Sure, if you have multiple phases/passes you can in theory manually examine the intermediate stuff, but do you really want to? It's a whole other language and set of conventions you now have to understand. Simple, specific test code can nearly always trigger any bugs you are looking for, and following the path of what's going on is far simpler in a monolithic compiler.
As for some of the other points folks have raised...
Yes, you can implement a language with more checking (array bounds, arithmetic overflows, ...) by emitting C source code. The checks are simply there in the source you emit. A good C compiler can likely optimize those into something closely resembling what a monolithic compiler would generate.
Sorry to hear that both gcc and llvm are hard to work with. I vaguely recall friends trying to send me in the direction of using one of them, but I think now I'm thankfull that I didn't.
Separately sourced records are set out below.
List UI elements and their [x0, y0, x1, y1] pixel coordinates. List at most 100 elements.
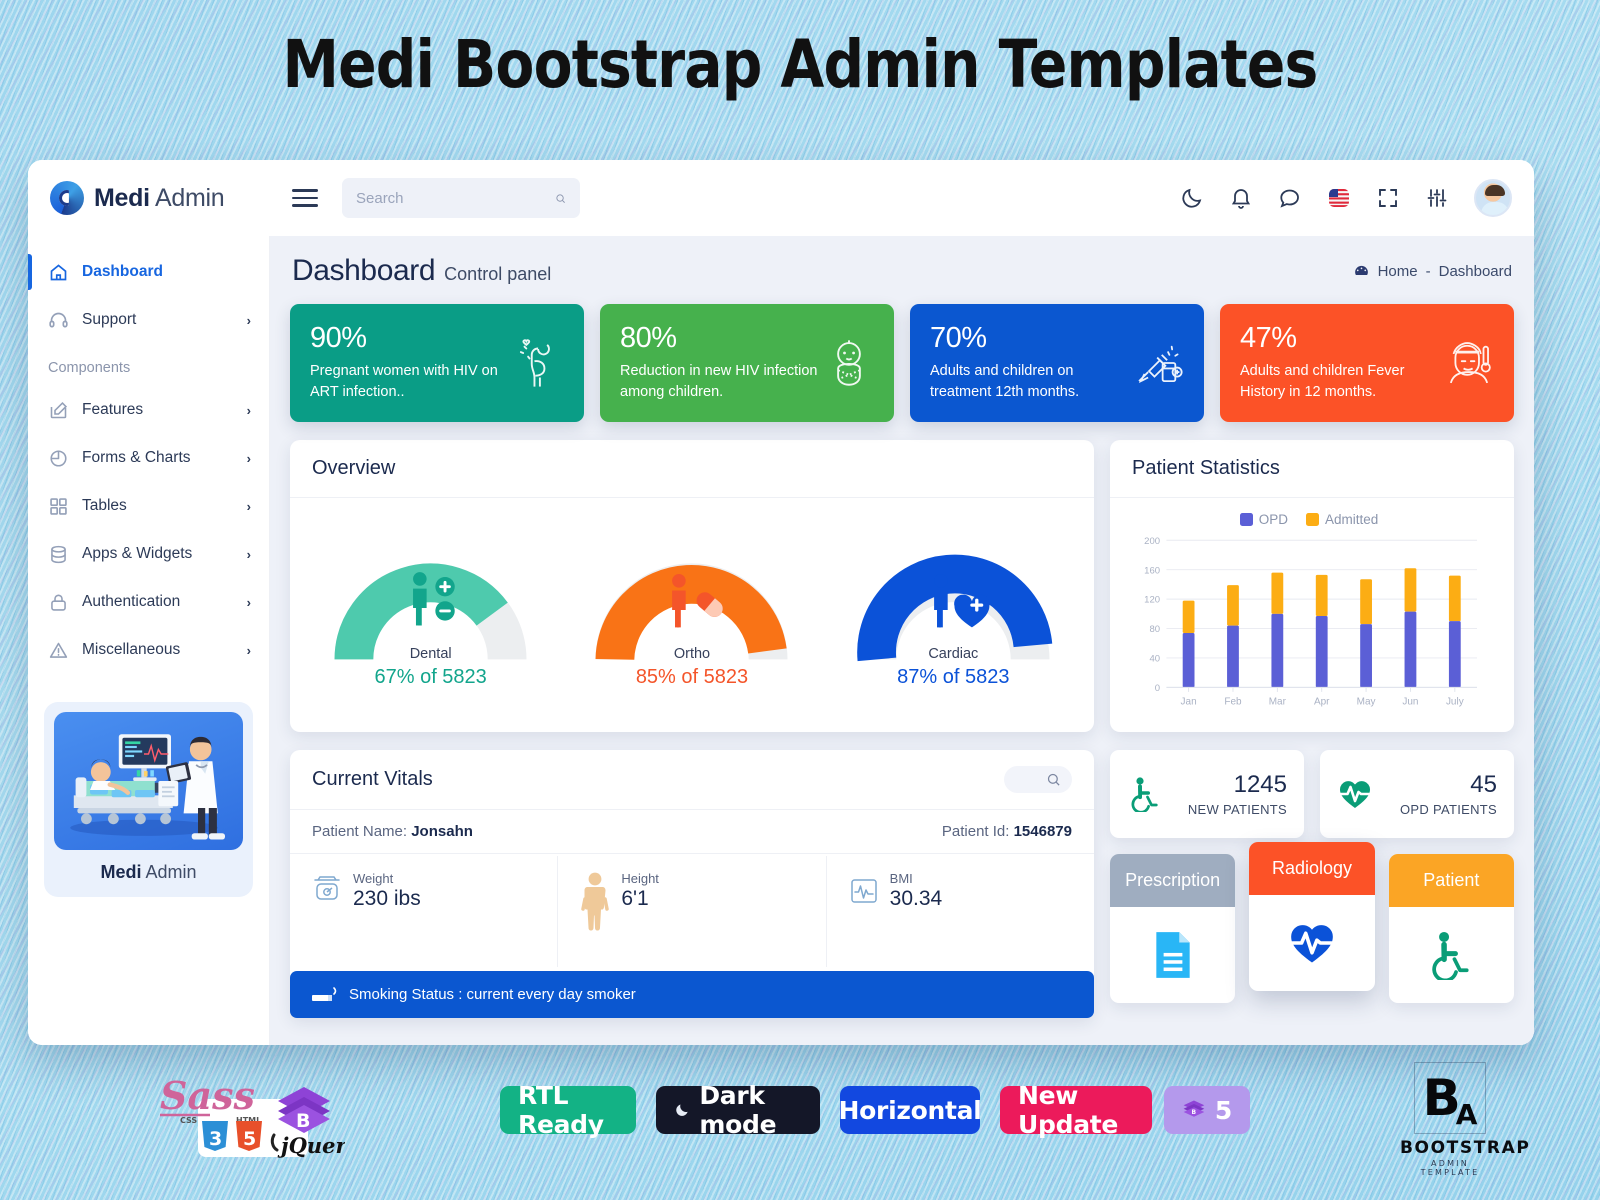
- bootstrap-logo-mark: BA: [1414, 1062, 1486, 1134]
- sidebar-item-authentication[interactable]: Authentication ›: [28, 578, 269, 626]
- badge-bootstrap-version[interactable]: B 5: [1164, 1086, 1250, 1134]
- breadcrumb-separator: -: [1425, 263, 1431, 280]
- patient-statistics-bar-chart[interactable]: 0 40 80 120 160 200 Jan Feb Mar Apr May Jun July: [1118, 533, 1500, 711]
- tile-prescription[interactable]: Prescription: [1110, 854, 1236, 1003]
- svg-text:Jan: Jan: [1181, 697, 1197, 708]
- badge-dark-mode[interactable]: Dark mode: [656, 1081, 820, 1139]
- bottom-row: Current Vitals Patient Name: Jonsahn Pat…: [290, 750, 1514, 1018]
- badge-new-update[interactable]: New Update: [1000, 1081, 1152, 1139]
- stat-card-adults-treatment[interactable]: 70% Adults and children on treatment 12t…: [910, 304, 1204, 422]
- ecg-monitor-icon: [850, 879, 877, 903]
- pregnant-woman-icon: [519, 339, 550, 387]
- tile-label: Patient: [1388, 854, 1514, 907]
- patient-name-value: Jonsahn: [411, 823, 473, 840]
- dark-mode-icon[interactable]: [1180, 186, 1204, 210]
- stat-card-new-hiv-children[interactable]: 80% Reduction in new HIV infection among…: [600, 304, 894, 422]
- vitals-search-button[interactable]: [1004, 766, 1072, 793]
- vital-text: BMI 30.34: [890, 871, 943, 911]
- lock-icon: [51, 594, 66, 611]
- counter-number: 45: [1470, 771, 1497, 798]
- badge-label: Horizontal: [838, 1095, 982, 1125]
- top-navbar: Medi Admin: [28, 160, 1534, 236]
- sidebar-item-support[interactable]: Support ›: [28, 296, 269, 344]
- notification-bell-icon[interactable]: [1229, 186, 1253, 210]
- search-icon: [556, 193, 565, 203]
- gauge-label: Ortho: [673, 646, 711, 662]
- search-icon: [1047, 773, 1060, 786]
- stat-card-pregnant-women[interactable]: 90% Pregnant women with HIV on ART infec…: [290, 304, 584, 422]
- document-icon: [1155, 932, 1190, 978]
- chevron-right-icon: ›: [246, 642, 251, 658]
- vital-label: Height: [621, 871, 659, 886]
- overview-title: Overview: [290, 440, 1094, 498]
- vitals-header: Current Vitals: [290, 750, 1094, 810]
- brand-logo-area[interactable]: Medi Admin: [50, 181, 276, 215]
- legend-item-admitted[interactable]: Admitted: [1305, 512, 1379, 527]
- svg-text:July: July: [1446, 697, 1464, 708]
- fullscreen-icon[interactable]: [1376, 186, 1400, 210]
- counter-opd-patients[interactable]: 45 OPD PATIENTS: [1320, 750, 1514, 838]
- page-subtitle: Control panel: [444, 264, 552, 284]
- counter-new-patients[interactable]: 1245 NEW PATIENTS: [1110, 750, 1304, 838]
- sidebar-promo-card[interactable]: Medi Admin: [44, 702, 253, 897]
- sidebar-item-dashboard[interactable]: Dashboard: [28, 248, 269, 296]
- flag-us-icon[interactable]: [1327, 186, 1351, 210]
- patient-statistics-chart-area: OPD Admitted 0 40 80 120 160 200 Jan Feb Mar Apr M…: [1110, 498, 1514, 732]
- sidebar-item-tables[interactable]: Tables ›: [28, 482, 269, 530]
- patient-info-row: Patient Name: Jonsahn Patient Id: 154687…: [290, 810, 1094, 854]
- sidebar-item-forms-charts[interactable]: Forms & Charts ›: [28, 434, 269, 482]
- sidebar-item-features[interactable]: Features ›: [28, 386, 269, 434]
- promo-light: Admin: [141, 862, 197, 882]
- admin-dashboard-window: Medi Admin Search Dashboard Support › Co…: [28, 160, 1534, 1045]
- legend-item-opd[interactable]: OPD: [1239, 512, 1288, 527]
- counter-label: OPD PATIENTS: [1399, 802, 1497, 817]
- sidebar-item-label: Authentication: [82, 593, 181, 610]
- sidebar-section-label: Components: [48, 360, 131, 376]
- tile-body: [1389, 907, 1514, 1003]
- user-avatar[interactable]: [1474, 179, 1512, 217]
- page-title: Medi Bootstrap Admin Templates: [282, 26, 1319, 103]
- current-vitals-panel: Current Vitals Patient Name: Jonsahn Pat…: [290, 750, 1094, 1018]
- page-header: Dashboard Control panel Home - Dashboard: [290, 254, 1514, 304]
- tile-patient[interactable]: Patient: [1388, 854, 1514, 1003]
- gauge-dental[interactable]: Dental 67% of 5823: [301, 512, 560, 689]
- sidebar-item-label: Apps & Widgets: [82, 545, 193, 562]
- settings-sliders-icon[interactable]: [1425, 186, 1449, 210]
- gauge-label: Cardiac: [928, 646, 979, 662]
- search-box[interactable]: [342, 178, 580, 218]
- sidebar: Dashboard Support › Components Features …: [28, 236, 270, 1045]
- dashboard-gauge-icon: [1354, 265, 1368, 276]
- gauge-value: 67% of 5823: [374, 666, 487, 688]
- vital-text: Height 6'1: [621, 871, 659, 911]
- breadcrumb-current: Dashboard: [1438, 263, 1512, 280]
- sidebar-item-miscellaneous[interactable]: Miscellaneous ›: [28, 626, 269, 674]
- chat-icon[interactable]: [1278, 186, 1302, 210]
- stat-description: Pregnant women with HIV on ART infection…: [310, 363, 498, 400]
- vital-bmi: BMI 30.34: [825, 856, 1094, 967]
- stat-card-fever-history[interactable]: 47% Adults and children Fever History in…: [1220, 304, 1514, 422]
- gauge-cardiac[interactable]: Cardiac 87% of 5823: [824, 512, 1083, 689]
- database-icon: [51, 545, 66, 563]
- gauge-value: 85% of 5823: [635, 666, 749, 688]
- tile-label: Prescription: [1110, 854, 1236, 907]
- legend-label: Admitted: [1324, 512, 1379, 527]
- counter-number: 1245: [1233, 771, 1287, 798]
- sidebar-item-label: Dashboard: [82, 263, 163, 280]
- chevron-right-icon: ›: [246, 594, 251, 610]
- sidebar-item-apps-widgets[interactable]: Apps & Widgets ›: [28, 530, 269, 578]
- legend-swatch: [1239, 513, 1253, 526]
- tile-radiology[interactable]: Radiology: [1249, 842, 1375, 991]
- badge-rtl-ready[interactable]: RTL Ready: [500, 1081, 636, 1139]
- body-container: Dashboard Support › Components Features …: [28, 236, 1534, 1045]
- stat-description: Adults and children on treatment 12th mo…: [930, 363, 1080, 400]
- svg-text:200: 200: [1144, 536, 1160, 547]
- menu-toggle-icon[interactable]: [292, 184, 318, 212]
- search-input[interactable]: [356, 189, 555, 207]
- home-icon: [50, 263, 67, 280]
- breadcrumb-home[interactable]: Home: [1378, 263, 1418, 280]
- badge-horizontal[interactable]: Horizontal: [838, 1086, 982, 1134]
- gauge-ortho[interactable]: Ortho 85% of 5823: [563, 512, 822, 689]
- brand-text: Medi Admin: [94, 184, 225, 213]
- weight-scale-icon: [314, 876, 340, 900]
- svg-text:Jun: Jun: [1402, 697, 1418, 708]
Early compilers were often split up simply because of memory constraints. With the K & R compiler, one of the things they didn't have to deal with in the compiler proper was branch shortening. Most CPUs have branch instructions with both long and short offsets. You want to use the short-offset forms wherever possible, but its hard to know where the target of a forward branch is, because you haven't generated code for all the stuff between the branch and the target yet. The Unix PDP-11 assembler handled that for them. It also handled the details of emitting valid object files. It wasn't all about not dealing with the target instruction set.
The code generator for X86-64 in my current project is still under 8000 lines of code. There are a few things left - currently I'm doing my 'bits' types. The CPU has single bit extract/insert, but nothing more, so I'll have to special case to use those instructions. I badly need at least a move/move optimizer, and doing that for this CPU will need an abstract representation of the instructions, unfortunately - the binary format is just too complex to do directly. The AMD CPU manuals are large and complete, but as in any such technical endeavour, you have to keep in mind stuff you read a few hundred pages back when figuring out exactly what can happen in encodings, semantics, etc. Sigh.